Security and privacy teams have equally important jobs: to understand and identify any risks to an organization through their respective focuses. It's security's job to deal with the confidentiality, integrity, and availability of data. Privacy places boundaries around information and manages who can transmit, retain, and access it. The differences between the two are subtle but important.
Security is much more business-focused than privacy and includes identifying risks to the business when data isn't properly secured. In the event of a breach, it's up to security to look at the cost per record, fines, etc. Privacy is much more driven by regulations; it focuses on the litigation and liability aspects of what might happen after a breach. Privacy must identify and act on risks that are germane to the exposed data. For example, in the healthcare industry, there are required minimum standards for reporting information leaks. Organizations that don't meet these standards may be subject to significant fines.
Managing in a Silo
To address these differences, most organizations manage security and privacy as two separate functions, each with its own staff, leadership, and responsibilities.
In theory, this structure is fine; however, what happens when there is overlap? Consider, for example, security awareness training, which is the responsibility of security. Should security awareness training include reporting potential privacy disclosures? If so, this is in the domain of the privacy department, not security.
When security and privacy are broken into two reporting structures, the two organizations may have different goals. This can lead to some issues, including these:
- Inefficiencies may occur because different things will be done for the same or similar initiatives.
- Opportunities are likely to be missed when there is no common repository to share what each area is doing, finding, etc.
- Opinion shopping is likely to occur as savvy users look to steer a project to the program that will give it the answer they prefer.
- Control gaps can occur when the controls themselves differ because there are different goals. If we're not looking at the same controls because they don't refer to a specific program, such as a security-related control being viewed from the privacy program, we may miss an opportunity to identify the gap.
All of the above can result in increased liability for an organization. Although security and privacy can be very different initiatives, there are often more commonalities than differences. It's time we start working toward a way to take advantage of these commonalities.
Organizations can no longer afford to have security and privacy run in silos. Managing them as separate programs isn't the best use of data, and it isn't the best way for executive management to stay informed. One way to make better use of resources would be to bring security and privacy together. Such convergence mostly occurs in companies that run lean and mean, such as startups. While convergence may make sense for some companies, politically it's not always welcome because whole careers are built on creating a privacy officer and a security officer. Asking people to give up control over their area isn't always realistic.
A more acceptable way to break down silos is by sharing common goals and resources. This means sharing people, tools, reporting, and management techniques. As security and privacy departments share more, the gaps in coverage will lessen.
For example, by sharing a risk register tool, there is greater awareness of risks and what each area is doing in response. When information is shared, security can provide its outlook on a risk that privacy spotted, and vice versa.
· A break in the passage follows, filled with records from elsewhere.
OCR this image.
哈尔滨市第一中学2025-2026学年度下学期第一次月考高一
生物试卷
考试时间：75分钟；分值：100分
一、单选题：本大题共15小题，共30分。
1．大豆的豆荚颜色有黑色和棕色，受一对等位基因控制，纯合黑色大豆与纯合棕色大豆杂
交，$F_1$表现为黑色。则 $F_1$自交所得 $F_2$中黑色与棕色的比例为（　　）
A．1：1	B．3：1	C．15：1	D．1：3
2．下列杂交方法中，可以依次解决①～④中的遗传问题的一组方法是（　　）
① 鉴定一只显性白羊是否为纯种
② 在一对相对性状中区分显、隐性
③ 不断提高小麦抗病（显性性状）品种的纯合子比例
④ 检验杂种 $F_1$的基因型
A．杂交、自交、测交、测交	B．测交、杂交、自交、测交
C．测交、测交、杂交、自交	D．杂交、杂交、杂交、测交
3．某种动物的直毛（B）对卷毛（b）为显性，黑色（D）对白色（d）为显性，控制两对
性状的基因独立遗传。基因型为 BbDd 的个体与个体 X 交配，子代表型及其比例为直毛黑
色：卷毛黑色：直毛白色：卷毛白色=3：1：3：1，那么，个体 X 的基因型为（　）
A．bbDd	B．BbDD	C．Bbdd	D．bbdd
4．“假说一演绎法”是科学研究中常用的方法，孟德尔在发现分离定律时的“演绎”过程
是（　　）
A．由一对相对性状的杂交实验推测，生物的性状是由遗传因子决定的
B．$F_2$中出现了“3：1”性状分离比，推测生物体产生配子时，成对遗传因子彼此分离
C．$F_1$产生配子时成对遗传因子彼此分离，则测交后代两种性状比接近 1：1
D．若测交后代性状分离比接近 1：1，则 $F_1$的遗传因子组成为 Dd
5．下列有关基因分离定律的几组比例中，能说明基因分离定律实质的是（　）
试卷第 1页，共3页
Cross-training staff, getting them to work together on various projects, or even having someone from security or privacy join the other group for a particular period can provide much-needed understanding of the role of their peers. At the analyst level, there is an opportunity for someone from privacy to take an audit or incident-handling course, and security pros can attend privacy courses. The bigger win is when we look at management courses, such as a Security Leadership Essentials course or an IT Security Strategic Planning, Policy, and Leadership course or the 20 Critical Controls, which cross security and privacy boundaries. These types of courses, offered through SANS, help managers understand how best to use the tools in their arsenal, including people and processes, to improve the overall program that they're running.
Champions for Change
Realizing the need for change and appointing a champion for it is difficult, but not impossible. For organizations that focus heavily on compliance, a third-party person such as a chief compliance officer is a good champion for driving cooperation between security and privacy programs. In other organizations, the chief information security officer and chief information privacy officer might lead the change together.
It's important to remember that champions aren't limited to upper-level management. Change should also start at the junior manager and analyst level. For example, if something is identified by security that has a privacy component, the analyst should reach out to the privacy officer to see if he or she wants to get involved.
Whether an organization chooses to merge security and privacy into one program or keep them separate doesn’t matter. What matters is breaking down the silos and looking for ways to work together. The more we share, the more we grow.